My Approaching Delightful CD Crisis —
Archivists don’t always talk about it, but you have to do refreshes occasionally if you really want your stuff to survive. Pawing through piles, blowing off dust, scrubbing down computers. It doesn’t matter how nice your facility is but you have to do these things. And my facility (my house) ain’t so nice. I’ve been going through my collections/projects in my office and found a bunch of stuff that I have to get moving on.
Among this is cd.textfiles.com, that erstwhile collection of shareware CD-ROMs and CD-ROM-based archive stuff that has ballooned well past every other site on textfiles.com. Weighing in around 205gb, it’s just a monster to deal with.
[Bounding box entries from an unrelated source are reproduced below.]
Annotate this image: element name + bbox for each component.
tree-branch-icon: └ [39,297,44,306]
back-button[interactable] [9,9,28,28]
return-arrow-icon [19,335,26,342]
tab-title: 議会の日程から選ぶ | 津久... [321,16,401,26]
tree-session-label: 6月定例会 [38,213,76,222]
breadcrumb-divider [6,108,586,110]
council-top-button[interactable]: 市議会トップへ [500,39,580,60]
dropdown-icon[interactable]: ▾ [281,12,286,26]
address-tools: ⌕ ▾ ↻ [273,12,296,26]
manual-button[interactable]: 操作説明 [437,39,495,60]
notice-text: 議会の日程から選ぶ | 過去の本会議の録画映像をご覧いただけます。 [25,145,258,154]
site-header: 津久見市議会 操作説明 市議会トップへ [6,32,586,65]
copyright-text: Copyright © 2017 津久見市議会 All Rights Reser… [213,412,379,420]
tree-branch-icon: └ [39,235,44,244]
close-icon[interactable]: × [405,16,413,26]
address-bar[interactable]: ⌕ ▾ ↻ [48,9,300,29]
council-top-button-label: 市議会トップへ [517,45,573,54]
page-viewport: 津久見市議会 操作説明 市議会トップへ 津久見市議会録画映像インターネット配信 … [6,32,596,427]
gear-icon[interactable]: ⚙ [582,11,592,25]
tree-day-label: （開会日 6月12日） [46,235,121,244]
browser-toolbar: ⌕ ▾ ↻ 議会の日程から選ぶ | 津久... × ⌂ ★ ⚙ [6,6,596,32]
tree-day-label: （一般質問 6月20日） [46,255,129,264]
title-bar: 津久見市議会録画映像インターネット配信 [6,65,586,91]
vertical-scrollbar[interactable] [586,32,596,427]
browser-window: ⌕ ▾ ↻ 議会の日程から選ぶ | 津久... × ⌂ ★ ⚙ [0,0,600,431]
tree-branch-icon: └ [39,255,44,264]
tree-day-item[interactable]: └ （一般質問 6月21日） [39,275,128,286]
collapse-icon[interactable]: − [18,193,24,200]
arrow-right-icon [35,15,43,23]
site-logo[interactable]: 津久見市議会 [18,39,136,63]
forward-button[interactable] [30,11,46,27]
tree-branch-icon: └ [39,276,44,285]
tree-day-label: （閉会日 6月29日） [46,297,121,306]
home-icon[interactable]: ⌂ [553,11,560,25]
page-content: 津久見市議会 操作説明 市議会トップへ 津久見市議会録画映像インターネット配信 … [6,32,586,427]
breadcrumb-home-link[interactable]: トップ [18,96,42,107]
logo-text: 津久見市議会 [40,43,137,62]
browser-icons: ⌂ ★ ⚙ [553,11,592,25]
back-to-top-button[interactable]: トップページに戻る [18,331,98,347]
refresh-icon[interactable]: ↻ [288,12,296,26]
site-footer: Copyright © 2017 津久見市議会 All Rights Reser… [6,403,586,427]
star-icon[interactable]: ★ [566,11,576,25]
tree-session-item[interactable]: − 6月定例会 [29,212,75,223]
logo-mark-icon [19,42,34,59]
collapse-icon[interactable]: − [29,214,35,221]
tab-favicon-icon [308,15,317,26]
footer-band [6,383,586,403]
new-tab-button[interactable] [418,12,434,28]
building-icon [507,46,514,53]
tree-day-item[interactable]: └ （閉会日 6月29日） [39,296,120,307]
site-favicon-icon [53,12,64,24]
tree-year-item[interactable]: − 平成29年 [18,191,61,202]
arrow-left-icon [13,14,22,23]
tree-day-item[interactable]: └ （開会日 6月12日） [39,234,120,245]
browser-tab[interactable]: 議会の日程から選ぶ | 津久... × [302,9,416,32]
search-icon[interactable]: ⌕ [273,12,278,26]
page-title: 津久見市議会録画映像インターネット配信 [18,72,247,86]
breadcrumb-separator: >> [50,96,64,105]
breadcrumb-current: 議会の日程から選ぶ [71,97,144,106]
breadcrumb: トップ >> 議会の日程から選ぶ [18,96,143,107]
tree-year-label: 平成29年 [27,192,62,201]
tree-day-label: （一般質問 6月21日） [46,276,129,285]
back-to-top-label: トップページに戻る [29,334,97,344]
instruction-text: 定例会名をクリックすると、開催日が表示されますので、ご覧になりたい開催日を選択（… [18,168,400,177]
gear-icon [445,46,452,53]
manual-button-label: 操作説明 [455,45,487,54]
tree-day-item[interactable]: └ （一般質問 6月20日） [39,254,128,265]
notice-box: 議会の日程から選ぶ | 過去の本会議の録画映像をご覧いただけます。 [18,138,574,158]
But that’s not the problem.
The problem is I’m about to triple its size.
Some time ago, I was asked to provide ISO images of these CD-ROMs where possible, providing pristine digital captures of the data. I agreed, along with label scans and the rest. These will be added to cd.textfiles.com over time. Additionally, I’ll be adding Apple Macintosh disks, in some way that makes sense. (It’s a little weird to add them.) I have over 100 of those to add. And their ISOs.
So really, there’s this cascading flood of data I’m about to blow out onto the net. It’s going to make a lot more stuff available. It’s going to be quite exciting. It’s also meant I bought another hard drive I’m installing into the server, a 750gb, to handle all this incoming data.
This, and all the similar issues I’m encountering, are delightful crises; the problem of too much stuff, the problem of too much interesting things to do, the problem of so many things to accomplish. My days are not filled with aimless wandering; they’re filled with excitement of wondering which amazing thing to work on, and how much more of stuff to add to the piles.
It’s a busy bunch of months ahead, indeed.